Pour un exposé exhaustif des moyens et prétentions des parties, il convient au visa de l’article 455 du code de procédure civile de se reporter aux conclusions des parties susvisées.
MOTIFS
Par son arrêt rendu le 8 décembre 2020, la cour a vidé sa saisine en statuant sur l’appel de l’ordonnance de référé rendue le 19 mars 2020 par le juge des référés de Vienne et sur les dépens d’appel.
L’expertise ordonnée par cet arrêt (du moins le rapport d’expertise rendu en l’état) aura vocation à être débattue devant la juridiction compétente pour connaître au fond du litige qu’il appartiendra à la partie la plus diligente de saisir.
La cour n’est donc plus saisie de l’appel de cette ordonnance de référé et il n’y a pas lieu de prévoir une fixation de l’affaire en appel, le dépôt de l’expertise en l’état ayant mis fin à l’instance de référé.
La demande de la SELARL [J] telle que formulée dans ses dernières conclusions sus-visées tendant à voir infirmer l’ordonnance en ce qu’elle ne l’a pas mise hors de cause doit être rejetée dès lors que la cour a déjà statué sur cette prétention dans son arrêt du 8 décembre 2020 en page 5 « Il n’y a pas lieu de mettre hors de cause la SELARL [J] dès lors que, étant la structure d’exercice actuel de Me [J] ainsi que ce dernier le précise, elle est susceptible de détenir la plupart des documents nécessaires à l’expert désigné pour remplir sa mission » et dans son dispositif « Rejette toutes les autres demandes ».
Il n’y a pas lieu, ainsi que le demandent Me [J] et la SELARL [J] de « donner acte M.[G] qu’il renonce à contester l’ordonnance du juge des référés du 19 mars 2020 et l’arrêt de la cour d’appel du 8 décembre 2020 en ce qu’ils ont, respectivement, rejeté et confirmé le rejet de l’intégralité de ses demandes, à l’exception de la demande de désignation d’un expert », la cour ne pouvant que constater qu’elle a vidé sa saisine par son arrêt précité du 8 décembre 2020 non frappé de pourvoi en statuant sur les prétentions d’appel de chacune des parties.

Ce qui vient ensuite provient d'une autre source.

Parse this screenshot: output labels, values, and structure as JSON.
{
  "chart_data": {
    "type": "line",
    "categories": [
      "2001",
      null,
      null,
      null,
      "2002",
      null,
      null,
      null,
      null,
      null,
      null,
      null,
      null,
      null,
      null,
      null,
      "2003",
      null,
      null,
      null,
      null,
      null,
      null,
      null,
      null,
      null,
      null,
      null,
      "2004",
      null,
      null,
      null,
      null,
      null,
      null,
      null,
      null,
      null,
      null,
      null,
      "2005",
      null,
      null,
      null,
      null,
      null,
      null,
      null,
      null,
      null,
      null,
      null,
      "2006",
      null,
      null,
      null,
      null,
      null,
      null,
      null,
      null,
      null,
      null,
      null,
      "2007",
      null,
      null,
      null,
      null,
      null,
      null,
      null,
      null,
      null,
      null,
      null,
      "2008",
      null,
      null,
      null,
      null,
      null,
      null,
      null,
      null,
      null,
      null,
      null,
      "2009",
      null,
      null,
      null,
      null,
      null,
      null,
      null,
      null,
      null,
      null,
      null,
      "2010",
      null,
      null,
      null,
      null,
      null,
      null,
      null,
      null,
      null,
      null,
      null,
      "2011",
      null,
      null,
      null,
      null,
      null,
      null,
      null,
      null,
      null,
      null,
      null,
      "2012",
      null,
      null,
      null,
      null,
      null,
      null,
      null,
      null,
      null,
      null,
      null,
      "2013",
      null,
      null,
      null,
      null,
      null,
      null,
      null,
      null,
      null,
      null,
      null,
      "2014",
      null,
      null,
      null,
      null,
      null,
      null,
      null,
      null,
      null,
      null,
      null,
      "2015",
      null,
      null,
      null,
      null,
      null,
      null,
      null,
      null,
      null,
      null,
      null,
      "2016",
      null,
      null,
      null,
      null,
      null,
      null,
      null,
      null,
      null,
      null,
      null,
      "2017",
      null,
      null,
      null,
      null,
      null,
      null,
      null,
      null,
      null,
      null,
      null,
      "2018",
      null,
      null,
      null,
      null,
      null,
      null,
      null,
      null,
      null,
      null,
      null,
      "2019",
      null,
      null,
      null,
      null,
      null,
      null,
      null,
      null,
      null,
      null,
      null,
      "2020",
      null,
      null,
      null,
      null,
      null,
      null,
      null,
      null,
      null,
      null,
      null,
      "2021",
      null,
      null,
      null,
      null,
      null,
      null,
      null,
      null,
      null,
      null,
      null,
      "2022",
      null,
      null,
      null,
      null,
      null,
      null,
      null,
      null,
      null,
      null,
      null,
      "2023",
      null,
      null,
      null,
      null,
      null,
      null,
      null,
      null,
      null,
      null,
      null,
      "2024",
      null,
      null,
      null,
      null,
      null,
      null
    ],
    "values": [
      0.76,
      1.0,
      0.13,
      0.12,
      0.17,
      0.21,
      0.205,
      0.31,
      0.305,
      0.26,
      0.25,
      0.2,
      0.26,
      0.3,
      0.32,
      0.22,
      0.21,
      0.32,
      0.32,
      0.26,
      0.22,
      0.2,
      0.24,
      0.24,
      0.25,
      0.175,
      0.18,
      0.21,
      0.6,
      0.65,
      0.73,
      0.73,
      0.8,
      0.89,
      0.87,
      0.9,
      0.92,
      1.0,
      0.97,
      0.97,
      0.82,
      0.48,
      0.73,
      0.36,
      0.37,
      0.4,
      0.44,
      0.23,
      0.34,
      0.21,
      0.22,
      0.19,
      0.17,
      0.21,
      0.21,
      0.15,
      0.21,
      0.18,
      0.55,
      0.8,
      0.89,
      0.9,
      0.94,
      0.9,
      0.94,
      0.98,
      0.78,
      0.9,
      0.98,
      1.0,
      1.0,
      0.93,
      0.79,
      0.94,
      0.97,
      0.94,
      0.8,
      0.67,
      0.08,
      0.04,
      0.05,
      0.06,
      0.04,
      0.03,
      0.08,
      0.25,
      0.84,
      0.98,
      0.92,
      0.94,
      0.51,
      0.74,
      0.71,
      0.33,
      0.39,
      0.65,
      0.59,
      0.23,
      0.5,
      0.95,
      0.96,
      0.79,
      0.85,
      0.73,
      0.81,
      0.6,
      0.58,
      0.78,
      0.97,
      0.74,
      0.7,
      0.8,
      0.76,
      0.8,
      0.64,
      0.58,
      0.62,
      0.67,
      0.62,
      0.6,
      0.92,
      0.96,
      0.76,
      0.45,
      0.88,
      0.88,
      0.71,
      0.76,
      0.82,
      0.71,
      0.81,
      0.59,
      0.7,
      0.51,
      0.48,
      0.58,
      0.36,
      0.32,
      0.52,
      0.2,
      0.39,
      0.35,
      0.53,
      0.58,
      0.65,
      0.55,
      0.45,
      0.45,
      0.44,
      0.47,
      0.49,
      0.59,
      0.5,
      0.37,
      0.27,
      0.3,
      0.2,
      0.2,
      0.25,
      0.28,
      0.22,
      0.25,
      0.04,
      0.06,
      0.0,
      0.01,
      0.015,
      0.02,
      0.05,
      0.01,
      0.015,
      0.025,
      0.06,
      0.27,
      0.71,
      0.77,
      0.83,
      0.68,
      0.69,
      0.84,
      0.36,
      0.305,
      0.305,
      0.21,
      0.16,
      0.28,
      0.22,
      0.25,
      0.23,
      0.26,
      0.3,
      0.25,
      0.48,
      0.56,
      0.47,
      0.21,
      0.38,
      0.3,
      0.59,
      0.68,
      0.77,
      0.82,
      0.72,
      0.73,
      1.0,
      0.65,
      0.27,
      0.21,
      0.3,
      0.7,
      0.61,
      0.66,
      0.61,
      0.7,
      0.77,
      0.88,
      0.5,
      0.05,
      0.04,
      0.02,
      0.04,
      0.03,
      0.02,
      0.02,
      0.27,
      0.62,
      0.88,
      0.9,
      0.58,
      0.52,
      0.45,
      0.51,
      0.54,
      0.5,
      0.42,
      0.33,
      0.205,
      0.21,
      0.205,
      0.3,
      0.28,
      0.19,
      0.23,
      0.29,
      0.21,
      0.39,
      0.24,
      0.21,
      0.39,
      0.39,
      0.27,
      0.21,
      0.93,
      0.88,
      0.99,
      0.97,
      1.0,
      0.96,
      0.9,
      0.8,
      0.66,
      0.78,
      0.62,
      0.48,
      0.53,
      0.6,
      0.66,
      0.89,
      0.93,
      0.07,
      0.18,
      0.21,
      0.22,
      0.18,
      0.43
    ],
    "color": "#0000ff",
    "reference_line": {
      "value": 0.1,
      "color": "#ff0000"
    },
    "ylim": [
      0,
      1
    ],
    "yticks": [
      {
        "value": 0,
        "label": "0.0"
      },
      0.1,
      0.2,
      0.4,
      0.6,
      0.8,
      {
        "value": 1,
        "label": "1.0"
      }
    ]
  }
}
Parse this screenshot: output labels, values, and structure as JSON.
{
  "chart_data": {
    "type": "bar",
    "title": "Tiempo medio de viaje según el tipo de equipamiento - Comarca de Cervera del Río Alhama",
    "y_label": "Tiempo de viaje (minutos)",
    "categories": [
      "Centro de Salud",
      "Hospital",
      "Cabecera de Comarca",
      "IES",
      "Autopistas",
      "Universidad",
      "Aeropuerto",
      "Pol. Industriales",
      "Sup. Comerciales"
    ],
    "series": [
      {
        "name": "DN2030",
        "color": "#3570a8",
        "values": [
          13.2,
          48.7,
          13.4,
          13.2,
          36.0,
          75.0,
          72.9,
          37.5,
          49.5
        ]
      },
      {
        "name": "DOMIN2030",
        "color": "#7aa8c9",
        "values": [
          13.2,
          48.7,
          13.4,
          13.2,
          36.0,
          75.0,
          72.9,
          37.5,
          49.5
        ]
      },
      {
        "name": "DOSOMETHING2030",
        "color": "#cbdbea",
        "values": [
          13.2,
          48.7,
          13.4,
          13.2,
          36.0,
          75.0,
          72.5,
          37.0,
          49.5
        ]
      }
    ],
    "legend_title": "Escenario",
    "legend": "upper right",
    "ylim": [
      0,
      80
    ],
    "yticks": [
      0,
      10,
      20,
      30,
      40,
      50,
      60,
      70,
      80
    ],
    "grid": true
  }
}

L’application de l’article 700 du code de procédure civile à ce stade de la procédure au profit de Me [J] et de la SELARL [J] est écartée en équité.
Les dépens de la présente instance seront partagés par moitié entre les parties.
PAR CES MOTIFS
La cour, statuant publiquement, par arrêt contradictoire,
Dit qu’il a été mis fin à l’instance de référé par le dépôt en l’état de l’expertise ordonnée par l’arrêt de cette cour en date du 8 décembre 2020,
Rejette les autres demandes,
Dit n’y avoir lieu à application de l’article 700 du code de procédure civile,
Dit que les dépens de la présente instance sont partagés par moitié entre les parties.
Prononcé par mise à disposition de l’arrêt au greffe de la cour, les parties en ayant été préalablement avisées dans les conditions prévues au deuxième alinéa de l’article 450 du code de la procédure civile,
Signé par madame Clerc, président, et par madame Burel, greffier auquel la minute de la décision a été remise par le magistrat signataire.